Imagem ilustrativa da imagem Paraná adota ‘botão do pânico’ para mulheres


Também foi apresentada a campanha “Você pode mais”, que aborda direitos, autoestima e liberdade das mulheres, mostrando que pequenos gestos ou palavras podem se caracterizar como violência. Os vídeos, com mensagem encorajadora às mulheres, começaram a ser veiculados sábado (25), Dia Internacional da Não Violência contra a Mulher.
São 15 municípios prioritários elencados pela Coordenação da Política da Mulher para implantar o dispositivo. A Secretaria da Família e Desenvolvimento Social repassará às prefeituras o valor do aluguel do equipamento, pelo período de doze meses. O investimento para esta fase da implantação é de R$ 2,6 milhões.
O governador Beto Richa destacou que o Paraná dá exemplo ao ser o primeiro estado a implantar programa de grande alcance para a proteção às mulheres. Richa ressaltou que o esforço do Estado em criar ações para proteção dos direitos é contínuo.
Nos últimos anos, foram criadas seis delegacias da mulher e destinadas 27 viaturas para reforçar a infraestrutura dessas unidades. Também foi criado o Conselho Estadual do Direito da Mulher e aprovado o Plano Estadual de Políticas Públicas para Mulheres. “O resultado das ações é a redução nos índices de violência”, disse Richa. .
A secretária Fernanda Richa afirmou que tanto o dispositivo como a campanha fazem parte das ações integradas desenvolvidas pelo Governo do Estado, para fortalecer a proteção social e garantia de direitos das mulheres e suas famílias.

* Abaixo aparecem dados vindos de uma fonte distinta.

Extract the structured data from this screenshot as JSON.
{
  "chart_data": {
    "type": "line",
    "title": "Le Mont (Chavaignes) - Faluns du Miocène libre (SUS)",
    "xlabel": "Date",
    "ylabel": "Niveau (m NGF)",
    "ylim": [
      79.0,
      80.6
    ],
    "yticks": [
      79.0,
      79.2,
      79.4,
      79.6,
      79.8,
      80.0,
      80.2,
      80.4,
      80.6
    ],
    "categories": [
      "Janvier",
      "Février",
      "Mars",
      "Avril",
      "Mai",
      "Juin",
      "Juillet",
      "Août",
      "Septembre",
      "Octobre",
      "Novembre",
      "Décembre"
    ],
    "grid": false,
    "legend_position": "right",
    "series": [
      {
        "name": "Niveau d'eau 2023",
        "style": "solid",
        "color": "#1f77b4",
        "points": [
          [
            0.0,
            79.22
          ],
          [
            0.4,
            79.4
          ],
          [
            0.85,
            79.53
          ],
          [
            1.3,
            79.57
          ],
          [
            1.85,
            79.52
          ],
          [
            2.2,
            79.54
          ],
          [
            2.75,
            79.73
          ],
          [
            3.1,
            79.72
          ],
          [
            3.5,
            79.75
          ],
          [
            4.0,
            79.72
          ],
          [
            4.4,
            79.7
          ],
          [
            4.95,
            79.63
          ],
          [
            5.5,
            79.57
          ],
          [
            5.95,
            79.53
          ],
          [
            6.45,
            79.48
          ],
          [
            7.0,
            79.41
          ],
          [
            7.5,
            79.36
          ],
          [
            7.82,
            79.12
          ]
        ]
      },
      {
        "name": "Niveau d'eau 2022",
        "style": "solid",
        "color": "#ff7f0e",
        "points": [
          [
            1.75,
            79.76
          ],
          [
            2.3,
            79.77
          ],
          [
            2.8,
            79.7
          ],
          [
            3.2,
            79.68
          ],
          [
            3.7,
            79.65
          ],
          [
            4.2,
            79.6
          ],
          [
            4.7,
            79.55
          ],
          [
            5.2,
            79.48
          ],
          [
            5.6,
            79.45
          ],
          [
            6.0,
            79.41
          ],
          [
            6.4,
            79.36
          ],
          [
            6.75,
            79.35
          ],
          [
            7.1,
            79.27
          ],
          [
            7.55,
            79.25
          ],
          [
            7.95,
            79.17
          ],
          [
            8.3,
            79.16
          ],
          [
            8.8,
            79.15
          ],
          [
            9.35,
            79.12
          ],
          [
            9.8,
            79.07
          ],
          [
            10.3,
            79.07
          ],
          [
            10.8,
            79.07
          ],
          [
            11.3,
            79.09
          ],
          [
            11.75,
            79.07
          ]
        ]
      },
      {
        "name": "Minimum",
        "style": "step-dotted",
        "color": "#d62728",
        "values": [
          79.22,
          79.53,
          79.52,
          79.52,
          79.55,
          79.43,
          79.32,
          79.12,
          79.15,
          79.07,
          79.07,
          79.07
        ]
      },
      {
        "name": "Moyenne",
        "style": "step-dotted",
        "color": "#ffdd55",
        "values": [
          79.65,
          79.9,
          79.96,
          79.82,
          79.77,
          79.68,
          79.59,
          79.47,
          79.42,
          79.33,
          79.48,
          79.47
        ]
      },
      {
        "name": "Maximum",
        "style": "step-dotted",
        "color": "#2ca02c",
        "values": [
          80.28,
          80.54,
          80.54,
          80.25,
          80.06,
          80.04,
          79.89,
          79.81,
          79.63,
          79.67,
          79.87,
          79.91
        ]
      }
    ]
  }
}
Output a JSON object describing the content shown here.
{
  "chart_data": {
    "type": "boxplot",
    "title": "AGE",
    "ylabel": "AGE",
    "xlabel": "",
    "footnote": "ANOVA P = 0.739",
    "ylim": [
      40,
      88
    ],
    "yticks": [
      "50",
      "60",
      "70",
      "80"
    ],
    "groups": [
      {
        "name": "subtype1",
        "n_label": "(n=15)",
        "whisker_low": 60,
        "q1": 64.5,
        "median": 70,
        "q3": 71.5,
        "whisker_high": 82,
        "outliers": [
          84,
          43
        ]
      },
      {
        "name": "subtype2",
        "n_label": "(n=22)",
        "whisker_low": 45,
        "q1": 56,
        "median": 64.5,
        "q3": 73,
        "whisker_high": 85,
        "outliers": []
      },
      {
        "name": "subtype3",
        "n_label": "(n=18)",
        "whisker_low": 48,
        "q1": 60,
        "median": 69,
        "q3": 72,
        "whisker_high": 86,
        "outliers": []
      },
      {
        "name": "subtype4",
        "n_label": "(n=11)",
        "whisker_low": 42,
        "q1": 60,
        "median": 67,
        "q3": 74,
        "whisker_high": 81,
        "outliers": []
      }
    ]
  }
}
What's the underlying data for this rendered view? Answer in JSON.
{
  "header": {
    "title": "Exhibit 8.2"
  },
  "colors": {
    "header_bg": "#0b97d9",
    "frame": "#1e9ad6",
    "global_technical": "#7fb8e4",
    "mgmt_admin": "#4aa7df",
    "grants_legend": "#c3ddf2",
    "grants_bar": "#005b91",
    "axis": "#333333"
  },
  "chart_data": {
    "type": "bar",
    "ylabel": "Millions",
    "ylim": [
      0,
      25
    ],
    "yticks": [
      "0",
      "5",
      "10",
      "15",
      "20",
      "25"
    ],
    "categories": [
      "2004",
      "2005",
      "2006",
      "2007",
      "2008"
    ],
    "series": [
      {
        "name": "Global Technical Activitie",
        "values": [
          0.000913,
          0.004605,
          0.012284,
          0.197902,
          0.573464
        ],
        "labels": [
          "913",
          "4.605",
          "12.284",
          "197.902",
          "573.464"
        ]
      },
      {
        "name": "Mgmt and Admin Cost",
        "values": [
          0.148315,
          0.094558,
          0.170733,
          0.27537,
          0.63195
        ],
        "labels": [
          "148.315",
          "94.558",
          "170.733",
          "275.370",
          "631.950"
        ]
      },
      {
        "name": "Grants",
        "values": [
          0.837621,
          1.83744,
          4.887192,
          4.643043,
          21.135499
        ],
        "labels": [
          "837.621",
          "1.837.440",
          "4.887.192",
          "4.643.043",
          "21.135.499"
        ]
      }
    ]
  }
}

“O dispositivo será um aliado importante na proteção das mulheres que se sentirem ameaçadas com a proximidade de seus agressores. É uma ação pronta, de emergência, determinada por juízes, para que possa garantir, realmente, a integridade dessa mulher”, explica a secretária Fernanda. 
COMO FUNCIONA
A mulher em situação de risco é inserida no projeto por decisão judicial. Depois de cadastrada no sistema de monitoramento da Guarda Municipal, que registrará suas informações pessoais e do agressor, ela recebe o dispositivo de segurança. O aparelho é pequeno e de fácil manuseio.
“Ao sentir-se ameaçada com a presença do agressor em qualquer lugar, ela deve apertar o Botão do Pânico, que acionará imediatamente a Guarda Municipa”, diz a coordenadora  estadual da Política da Mulher, Ana Cláudia Machado. 
“De imediato, já começa a gravar o áudio local e tanto a central de monitoramento como o celular embarcado na viatura da Guarda Municipal disparam alerta e exibem fotos de arquivo da vítima e do agressor”, completou.